Gugusan bunga berwarna kuning pucat bermekaran, melepaskan aroma lembut, terpantul di permukaan air, menciptakan pemandangan damai yang mengajak para pelancong untuk memperlambat langkah dan merasakan vitalitas alam.

Bunga bougainvillea memiliki kelopak yang merupakan campuran warna kuning dan putih. Setiap bulan Maret, tanaman bougainvillea mekar, menerangi sebagian langit dengan warna-warna cerahnya.

Bunga-bunga tersebut mekar selama kurang lebih satu bulan.

Pohon beringin, yang secara ilmiah dikenal sebagai Crateva religiosa, berasal dari Jepang dan Australia dan tersebar luas di negara-negara Asia. Terlepas dari namanya yang sederhana, sederhana, dan agak rapuh, pohon beringin sebenarnya adalah tanaman berkayu yang cukup kokoh dan kuat.

Pohon itu memiliki batang yang tebal dan berlekuk-lekuk serta kanopi yang rimbun dan menyebar, menutupi area luas di sepanjang tepi sungai. Penduduk desa tidak tahu kapan pohon itu berasal atau berapa umurnya, hanya saja setiap tahun, di awal musim panas, pohon berbunga itu mekar, menerangi seluruh sudut langit.

Di jalan menuju komune Loc Thuy, distrik Le Thuy, setelah mengunjungi Rumah Peringatan Jenderal Vo Nguyen Giap di desa An Xa, wisatawan dapat mengagumi pohon beringin kuno yang sedang mekar penuh di desa Tuy Loc di seberang sungai.

Nama "Hoa Bún" (Bunga Bun) terdengar asing, tetapi sangat familiar bagi penduduk desa Tuy Loc, komune Loc Thuy, distrik Le Thuy. Di bawah naungan pohon kuno itu, banyak orang datang untuk mengambil gambar ketika pohon tersebut berbunga di bulan April.

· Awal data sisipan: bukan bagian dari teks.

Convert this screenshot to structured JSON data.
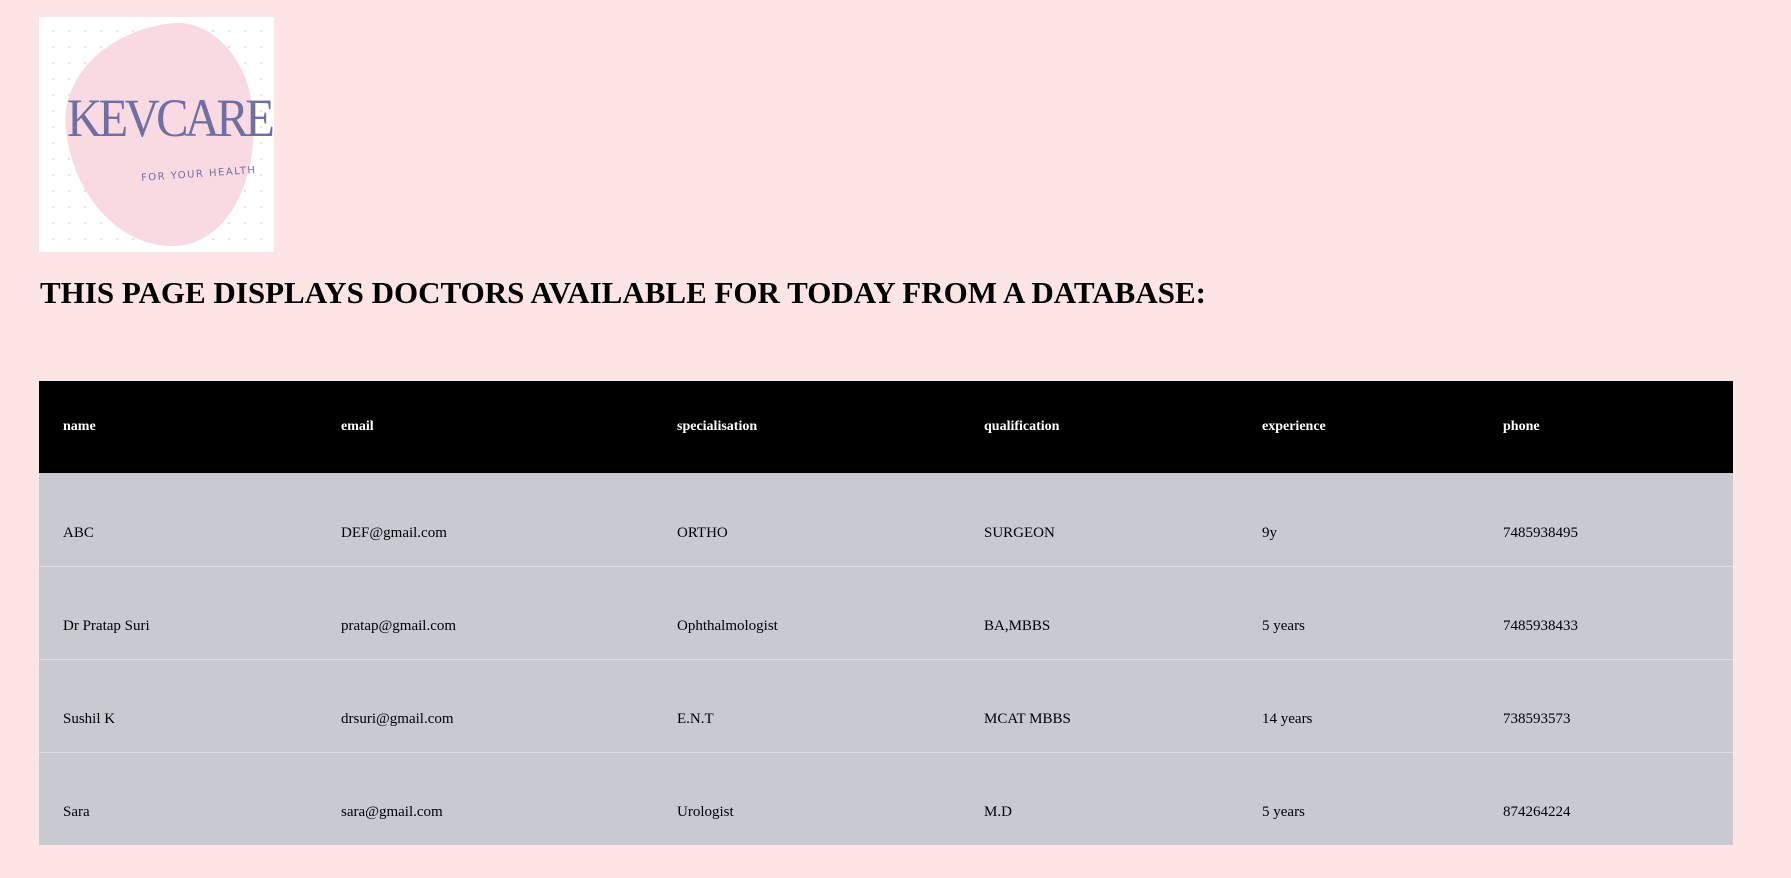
{
  "logo": {
    "brand": "KevCare",
    "brand_display": "KEVCARE",
    "tagline": "FOR YOUR HEALTH"
  },
  "heading": "THIS PAGE DISPLAYS DOCTORS AVAILABLE FOR TODAY FROM A DATABASE:",
  "table": {
    "columns": [
      "name",
      "email",
      "specialisation",
      "qualification",
      "experience",
      "phone"
    ],
    "rows": [
      [
        "ABC",
        "DEF@gmail.com",
        "ORTHO",
        "SURGEON",
        "9y",
        "7485938495"
      ],
      [
        "Dr Pratap Suri",
        "pratap@gmail.com",
        "Ophthalmologist",
        "BA,MBBS",
        "5 years",
        "7485938433"
      ],
      [
        "Sushil K",
        "drsuri@gmail.com",
        "E.N.T",
        "MCAT MBBS",
        "14 years",
        "738593573"
      ],
      [
        "Sara",
        "sara@gmail.com",
        "Urologist",
        "M.D",
        "5 years",
        "874264224"
      ]
    ]
  },
  "colors": {
    "page_background": "#fee5e5",
    "header_background": "#000000",
    "header_text": "#ffffff",
    "row_background": "#c9c9d1",
    "logo_text": "#6f6fa3",
    "logo_blob": "#f9d9e2"
  }
}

Pohon Bun, juga dikenal sebagai Bach Hoa atau Man Man, adalah pohon berukuran sedang, tingginya sekitar 15-20 meter, dengan batang silindris, percabangan yang kuat, dan kulit kayu berwarna abu-abu kecoklatan; cabangnya sering melengkung dan terkulai, serta sangat lentur (mungkin karena itulah namanya Bun). Bunga Bun hadir dalam dua warna: putih dan kuning.

Jika Anda berkesempatan mengunjungi Quang Binh , jangan lupa mampir ke Le Thuy untuk mengagumi mekarnya bunga Bauhinia di sepanjang Sungai Kien Giang yang tenang!